De um outro de si entendemos, nós os homens solitários. A necessidade do desdobramento é por demais emergencial, sufocante. Tem-se de viver em sociedade, corresponder a anseios e honras, amores e fracassos. Tem-se de ser outro. Mas o outro pouco percebe o desdobramento, pouco se vê que o ser social é só uma parte de nós. Quando estamos na festa, pouca festa há senão a que deseja aventurar-se novamente nas cadeias de si mesmo, voltar ao seu reduto isolado, ao nosso mundo.

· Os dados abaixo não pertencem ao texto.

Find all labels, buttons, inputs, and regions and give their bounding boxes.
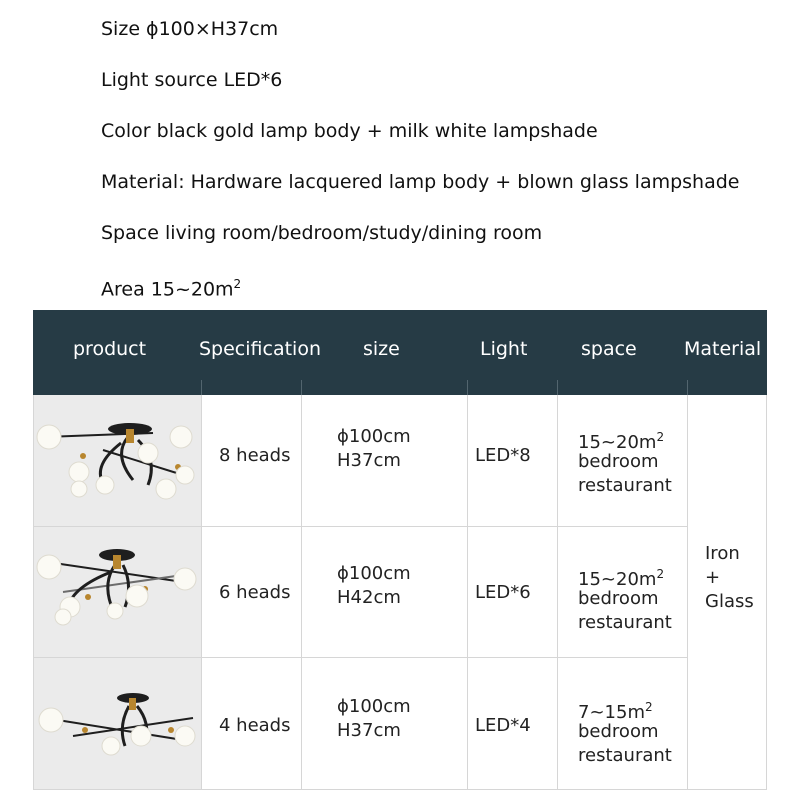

Nessa aventura em sociedade, é mais forte o desejo de se deixar mostrar sem ser visto, de levar os olhos alheios a perscrutarem o valor que escondemos, só mesmo dado a poucos, bem poucos, com os quais voltamos para casa e dividimos a vida. Aos demais, a impressão é de outra imagem, de um outro eu. Não é uma escolha, é necessidade. Golyádkin soube bem que apenas no ambiente fraterno de seu próprio lar o outro poderia ser boa companhia. No mundo externo, sua outra parte torna-se um oposto, um arqui-inimigo, um alterego antagonista, adversário, o outro se torna a pior imagem de si. Ou talvez a melhor, a depender de quem domina o lar. Mas por fim é do lar que o senhor Golyádkin é retirado, do conforto paupérrimo a que se via entregue, pela ambição de uma vida normal, como todos os demais. Mas os demais não são sua existência, nem sua saúde. Os outros são sua doença. A cura imaginada, a entrega plena e destemida ao vínculo sociável fez-lhe irremediavelmente louco. Retirado de seu lar, constantemente alucinado por aquela figura arredia de sua contraparte, acredita lhe caber o fim almejado: o livramento da bela filha do benfeitor, livrá-la de um outro que ele imagina indesejável. Era tudo o que desejaria. Mas não se pode ser benfeitor quando não se tem poder para isso. Golyádkin é gente pobre, indigno da alta classe de onde procede sua princesa. Investindo na transição de classe à força, é forçado a seguir o médico, dessa vez não mais para receitá-lo à convivência, mas para trancafiá-lo de uma vez em um antro de solidão. Sua audácia é loucura, sua imagem é doentia, seu desdobramento é declínio. Golyádkin é retirado de seu lar, de sua normalidade, de sua mínima possibilidade de cura. A sociedade não se compraz no desdobramento, embora ela seja seu deflagrador. O outro de Golyádkin, ou de Dostoiévski, é um símbolo da loucura da vida coletiva. O homem, antes de ser social, é seu mesmo. O nosso duplo é loucura até tornar-se um outro privado da vida em comum.